02. Choose the correct alternatives (more than one may be correct) and write the corresponding letters only:
(xi) A computer system has $6$ tape devices, with n processes competing for them. Each process may need $3$ tape drives. The maximum value of n for which the system is guaranteed to be deadlock-free is:
The case which you have taken will not lead to deadlock but if I consider this case for your example then there will be a deadlock.
So we need such a number of process in which if we try for any possibility deadlock should not occur!
For $n=3$, $2-2-2$ combination of resources leads to deadlock.
For $n=2$, $3 - 3$ is the maximum need and that can always be satisfied.
your assumption is good. But you should take care of question statement in the question statement it has been said that
here guaranteed word is used and due to this word your answer is not correct so if guaranteed is not used in question statement in that case you may be correct.
@GaneshA We can come up with many such allocation which will not cause deadlock. Question is asking "guaranteed to be deadlock free". Even if there is is a single case causing deadlock, it will not be considered.

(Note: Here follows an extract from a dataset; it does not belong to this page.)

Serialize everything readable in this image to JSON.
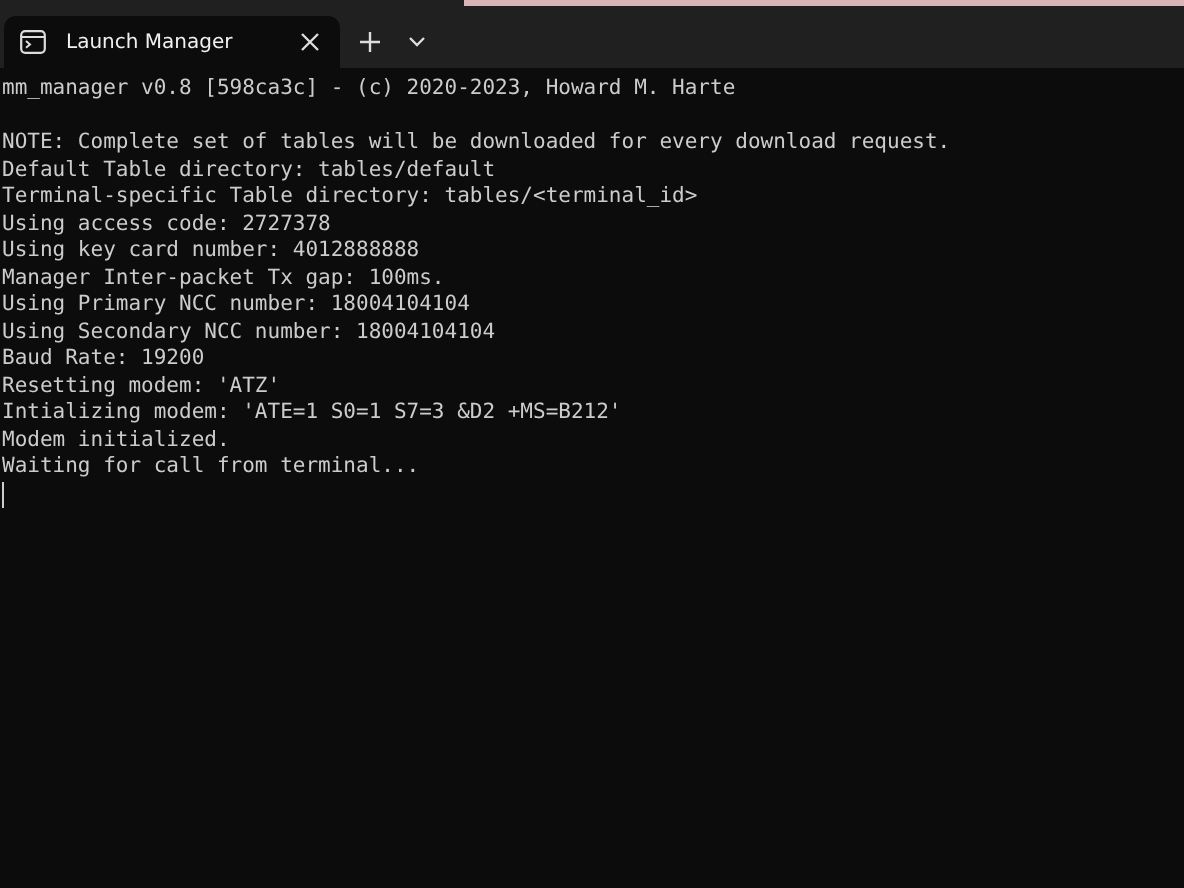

Worst case allocation is all process gets one less than their maximum demand and all are blocked as after such assignment no one goes to completion.
Please explain, I am not able to understand.
If I take 4 processes as- P1, P2, P3, P4 and allocate resources as 1, 1, 1, 3 respectively, then P4 will complete its task and release the resources held by it and hence others can complete their task. And hence the system is deadlock free by taking 4 processes.
How come using 4 processes deadlock free is not guaranteed?
Please help where am I missing the concept.